The Carpenter Center for the Visual Arts at Harvard University, Cambridge (MA) and the Renaissance Society at the University of Chicago will host the first East Coast institutional solo exhibition of the Vancouver-based artist (from January 30 to March 24, 2019 in Cambridge; from April to June in Chicago). Co-curated by Dan Byers and Solveig Øvstebø, the show will feature a new body of work, commissioned by the two American institutions. The brand-new sculptures are the result of Magor’s experimentations with Mylar, a material cut and folded to create transparent commercial packaging for stuffed animals and other toys.
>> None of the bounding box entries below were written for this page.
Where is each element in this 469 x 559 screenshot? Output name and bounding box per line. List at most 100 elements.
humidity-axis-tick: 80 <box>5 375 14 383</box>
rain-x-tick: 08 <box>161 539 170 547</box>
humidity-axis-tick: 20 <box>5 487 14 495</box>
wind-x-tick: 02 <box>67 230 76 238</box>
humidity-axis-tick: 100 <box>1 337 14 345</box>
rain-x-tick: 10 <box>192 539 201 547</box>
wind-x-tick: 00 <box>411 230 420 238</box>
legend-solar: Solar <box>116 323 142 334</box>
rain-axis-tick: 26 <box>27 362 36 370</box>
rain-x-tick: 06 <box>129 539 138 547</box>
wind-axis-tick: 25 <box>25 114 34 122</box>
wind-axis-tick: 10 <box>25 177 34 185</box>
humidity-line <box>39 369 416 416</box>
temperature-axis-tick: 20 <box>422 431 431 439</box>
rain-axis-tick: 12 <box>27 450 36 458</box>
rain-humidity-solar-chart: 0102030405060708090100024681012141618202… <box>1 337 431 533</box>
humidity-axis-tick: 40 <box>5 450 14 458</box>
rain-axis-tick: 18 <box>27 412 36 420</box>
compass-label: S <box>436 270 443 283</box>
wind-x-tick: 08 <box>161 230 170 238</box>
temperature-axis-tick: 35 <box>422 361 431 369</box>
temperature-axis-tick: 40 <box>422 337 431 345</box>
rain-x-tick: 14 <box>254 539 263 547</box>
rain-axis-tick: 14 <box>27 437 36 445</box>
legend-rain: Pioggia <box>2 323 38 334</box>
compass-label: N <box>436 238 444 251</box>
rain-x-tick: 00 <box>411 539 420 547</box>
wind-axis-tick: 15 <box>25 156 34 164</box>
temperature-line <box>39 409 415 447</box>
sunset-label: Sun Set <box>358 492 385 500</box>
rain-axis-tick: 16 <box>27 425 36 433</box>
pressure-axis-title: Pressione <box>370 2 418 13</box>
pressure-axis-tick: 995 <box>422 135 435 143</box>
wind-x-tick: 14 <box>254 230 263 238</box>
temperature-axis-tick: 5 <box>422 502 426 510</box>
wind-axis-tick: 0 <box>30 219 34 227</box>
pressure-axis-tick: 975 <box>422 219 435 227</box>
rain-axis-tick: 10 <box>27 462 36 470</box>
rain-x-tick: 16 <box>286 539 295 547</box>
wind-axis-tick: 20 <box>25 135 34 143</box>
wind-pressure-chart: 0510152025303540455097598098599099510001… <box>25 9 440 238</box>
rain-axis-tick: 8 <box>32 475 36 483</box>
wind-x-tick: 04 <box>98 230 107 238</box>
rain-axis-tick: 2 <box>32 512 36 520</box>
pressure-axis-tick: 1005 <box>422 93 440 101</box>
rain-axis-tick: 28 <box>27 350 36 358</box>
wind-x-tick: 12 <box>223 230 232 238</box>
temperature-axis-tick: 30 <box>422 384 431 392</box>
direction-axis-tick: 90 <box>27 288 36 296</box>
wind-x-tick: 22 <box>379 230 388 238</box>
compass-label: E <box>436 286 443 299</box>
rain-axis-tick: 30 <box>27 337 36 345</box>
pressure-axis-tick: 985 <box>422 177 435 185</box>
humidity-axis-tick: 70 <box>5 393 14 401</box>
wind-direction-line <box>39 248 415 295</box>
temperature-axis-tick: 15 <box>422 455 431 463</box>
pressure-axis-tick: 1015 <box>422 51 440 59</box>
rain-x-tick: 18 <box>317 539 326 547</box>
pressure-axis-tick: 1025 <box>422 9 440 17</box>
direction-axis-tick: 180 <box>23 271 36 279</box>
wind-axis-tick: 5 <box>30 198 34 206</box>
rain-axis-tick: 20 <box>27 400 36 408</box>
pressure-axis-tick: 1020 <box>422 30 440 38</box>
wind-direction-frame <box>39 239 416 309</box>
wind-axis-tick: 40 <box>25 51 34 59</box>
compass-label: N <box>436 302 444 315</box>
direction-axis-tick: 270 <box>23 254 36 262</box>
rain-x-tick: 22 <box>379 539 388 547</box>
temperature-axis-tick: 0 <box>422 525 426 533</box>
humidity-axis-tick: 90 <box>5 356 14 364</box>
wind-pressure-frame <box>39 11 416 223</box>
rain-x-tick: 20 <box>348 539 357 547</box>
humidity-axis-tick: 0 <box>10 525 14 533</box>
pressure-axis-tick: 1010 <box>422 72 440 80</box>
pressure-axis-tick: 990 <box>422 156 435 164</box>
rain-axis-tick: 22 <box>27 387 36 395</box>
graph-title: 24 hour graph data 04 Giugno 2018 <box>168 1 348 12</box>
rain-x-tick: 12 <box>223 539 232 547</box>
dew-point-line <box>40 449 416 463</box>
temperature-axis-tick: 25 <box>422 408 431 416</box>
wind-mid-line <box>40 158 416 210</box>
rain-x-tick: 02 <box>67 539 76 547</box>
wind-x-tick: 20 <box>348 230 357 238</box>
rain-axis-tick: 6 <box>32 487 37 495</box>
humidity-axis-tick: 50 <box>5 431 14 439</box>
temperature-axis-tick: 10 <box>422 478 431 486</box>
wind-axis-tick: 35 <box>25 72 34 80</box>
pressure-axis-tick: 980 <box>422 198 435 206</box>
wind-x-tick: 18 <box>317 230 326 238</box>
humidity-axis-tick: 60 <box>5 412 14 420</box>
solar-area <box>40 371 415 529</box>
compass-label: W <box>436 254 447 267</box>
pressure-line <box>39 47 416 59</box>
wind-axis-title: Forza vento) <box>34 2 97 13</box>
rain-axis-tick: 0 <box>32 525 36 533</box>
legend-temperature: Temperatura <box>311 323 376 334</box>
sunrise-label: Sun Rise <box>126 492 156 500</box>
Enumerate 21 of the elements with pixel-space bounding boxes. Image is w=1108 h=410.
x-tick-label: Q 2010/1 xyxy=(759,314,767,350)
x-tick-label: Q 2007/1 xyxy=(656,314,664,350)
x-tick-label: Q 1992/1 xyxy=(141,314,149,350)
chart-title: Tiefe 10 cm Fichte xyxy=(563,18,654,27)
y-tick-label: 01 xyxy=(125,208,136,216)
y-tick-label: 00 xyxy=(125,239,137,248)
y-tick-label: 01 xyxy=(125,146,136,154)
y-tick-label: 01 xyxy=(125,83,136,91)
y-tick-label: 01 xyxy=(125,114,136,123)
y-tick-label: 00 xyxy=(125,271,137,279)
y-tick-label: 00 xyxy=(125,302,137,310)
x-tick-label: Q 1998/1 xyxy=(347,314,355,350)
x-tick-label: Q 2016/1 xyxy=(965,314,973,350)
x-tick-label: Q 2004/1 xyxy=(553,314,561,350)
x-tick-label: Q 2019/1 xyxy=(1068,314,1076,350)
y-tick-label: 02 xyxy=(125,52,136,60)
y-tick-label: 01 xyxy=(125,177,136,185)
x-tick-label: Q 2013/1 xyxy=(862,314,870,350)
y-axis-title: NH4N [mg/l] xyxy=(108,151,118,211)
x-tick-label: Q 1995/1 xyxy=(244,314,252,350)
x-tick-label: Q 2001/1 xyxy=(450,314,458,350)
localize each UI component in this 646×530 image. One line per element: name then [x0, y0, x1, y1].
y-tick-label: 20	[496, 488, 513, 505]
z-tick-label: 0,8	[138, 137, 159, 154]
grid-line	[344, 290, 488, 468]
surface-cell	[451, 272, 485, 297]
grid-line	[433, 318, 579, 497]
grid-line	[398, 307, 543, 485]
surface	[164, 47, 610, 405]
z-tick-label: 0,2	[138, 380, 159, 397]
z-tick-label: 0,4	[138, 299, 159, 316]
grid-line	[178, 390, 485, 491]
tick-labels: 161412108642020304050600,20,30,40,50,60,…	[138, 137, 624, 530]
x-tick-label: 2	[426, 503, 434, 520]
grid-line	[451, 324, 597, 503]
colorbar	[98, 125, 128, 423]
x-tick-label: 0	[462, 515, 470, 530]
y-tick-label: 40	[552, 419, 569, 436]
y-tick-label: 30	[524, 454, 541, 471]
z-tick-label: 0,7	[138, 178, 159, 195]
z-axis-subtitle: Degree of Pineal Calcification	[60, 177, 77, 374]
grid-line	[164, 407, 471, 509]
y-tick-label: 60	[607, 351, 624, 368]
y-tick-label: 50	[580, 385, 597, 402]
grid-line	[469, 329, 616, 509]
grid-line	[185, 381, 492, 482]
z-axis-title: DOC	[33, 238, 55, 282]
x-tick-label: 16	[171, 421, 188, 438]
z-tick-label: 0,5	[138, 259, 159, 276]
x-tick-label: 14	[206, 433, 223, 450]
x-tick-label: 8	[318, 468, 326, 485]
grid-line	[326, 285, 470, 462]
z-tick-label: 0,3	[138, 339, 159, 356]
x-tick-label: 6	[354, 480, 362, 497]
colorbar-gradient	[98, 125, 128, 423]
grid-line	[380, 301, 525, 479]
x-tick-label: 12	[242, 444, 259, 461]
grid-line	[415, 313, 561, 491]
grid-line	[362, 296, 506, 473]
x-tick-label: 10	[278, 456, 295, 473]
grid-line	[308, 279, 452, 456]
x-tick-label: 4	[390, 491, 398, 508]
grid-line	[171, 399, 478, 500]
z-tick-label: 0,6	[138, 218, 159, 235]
By pushing the qualities of this material, here the artist gives shape to installations whose various elements – the Mylar pieces, the ready-made objects and other sculptural “agents” – explore the relationship between durability and deterioration, strength and weakness, power and failure.
“Liz Magor: Blow Out,” Carpenter Center of the Visual Arts, Cambridge: January 30 – March 24, 2019.
Renaissance Society, Chicago: April 27 – June 23, 2019.